By the time I arrived, the tour was in the rose garden...
When we arrived at this spot in the tour, I began to furiously take notes. We have an identical spot in our yard that causes my husband to always ask me what to plant there. I've had a few ideas but now I have more! The center called this a Rain Garden, because it always becomes a bit marshy after rain. A corner of our backyard is just like this. I wrote down a list of all the plants that would grow well in these conditions.
The front view. Some of the plants are spent, being late October. The center tends to let plants remain past their prime so the dried flowers can spread seeds, which is a very natural thing to happen.
After the official tour I talked to the tour guide for a few minutes about Rain Gardens, then I took a more leisurely tour of the property while waiting for the guest speaker to arrive.
I'm always amazed at the huge fig trees I see on other properties. Ours are still small. My guess has been they get too cold. This would be one of the key topics of the upcoming talk with the guest speaker.
I stumbled upon this 19th century house, which was to be the site of the talk that I was waiting for.

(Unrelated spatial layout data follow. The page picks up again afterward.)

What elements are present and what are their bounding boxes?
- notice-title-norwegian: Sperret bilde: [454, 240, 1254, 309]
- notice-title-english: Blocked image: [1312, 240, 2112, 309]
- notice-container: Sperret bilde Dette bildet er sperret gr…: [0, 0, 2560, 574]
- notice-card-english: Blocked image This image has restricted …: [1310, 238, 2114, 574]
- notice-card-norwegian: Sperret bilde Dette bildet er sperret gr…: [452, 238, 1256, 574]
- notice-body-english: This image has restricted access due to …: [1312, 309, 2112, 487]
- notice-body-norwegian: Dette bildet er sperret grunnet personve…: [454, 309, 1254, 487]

The guest speaker was Michael McConkey from Edible Landscaping. It was a lot of fun when he looked directly at me and said he recognized me. Where had we met? I had no idea if he was serious or teasing so I just tried to play along. It was funny but I don't know if we've met or not. When I got home and told my family my son said maybe he had read my blog. I told him that was a possibility but didn't know if I should bring that up or not. lol
McConkey's talk was wonderful! Fascinating! Interesting! Informational! (Just the day before I had been at my daughter's college to sit in on one of her classes for parent weekend and the professor put me to sleep. She sublimal message was highly apologetic for trying to impart information to the students. As a teacher I just rolled my eyes. Students are at college to learn. Make it interesting and they will have fun gaining knowledge. (gasp) Interestingly this was a class on public speaking. The professor busted all the elements she was trying to convey but McConkey was the epitome of them! He was a huge example of how a straight lecture can be highly entertaining and hugely educational. I took notes galore!!!
Apparently we are not the only fig growers suffering in the commonwealth of Virginia. All of Virginia is suffering from the polar vortex that seems to descend every winter. That late burst of abnormal below freezing temperatures has shut down the production of many figs. We talked about ways to keep the fig plants warm, which is a bit difficult in that we don't know if they need these extreme measures until the last minute.
Many fruits were addressed in the lecture, tips were given for optimum growing and yield...and I took notes galore.
We even had a few samples...I never had persimmon until that day. Yum!
Oh yes! McConkey had all the tips for organic fruit gardening and optimum harvests based on what has already worked in Virginia, today...and in the past. This is the legacy of the Thomas Jefferson Center for Historic Plants to introduce local businesses such as Edible Landscaping to us!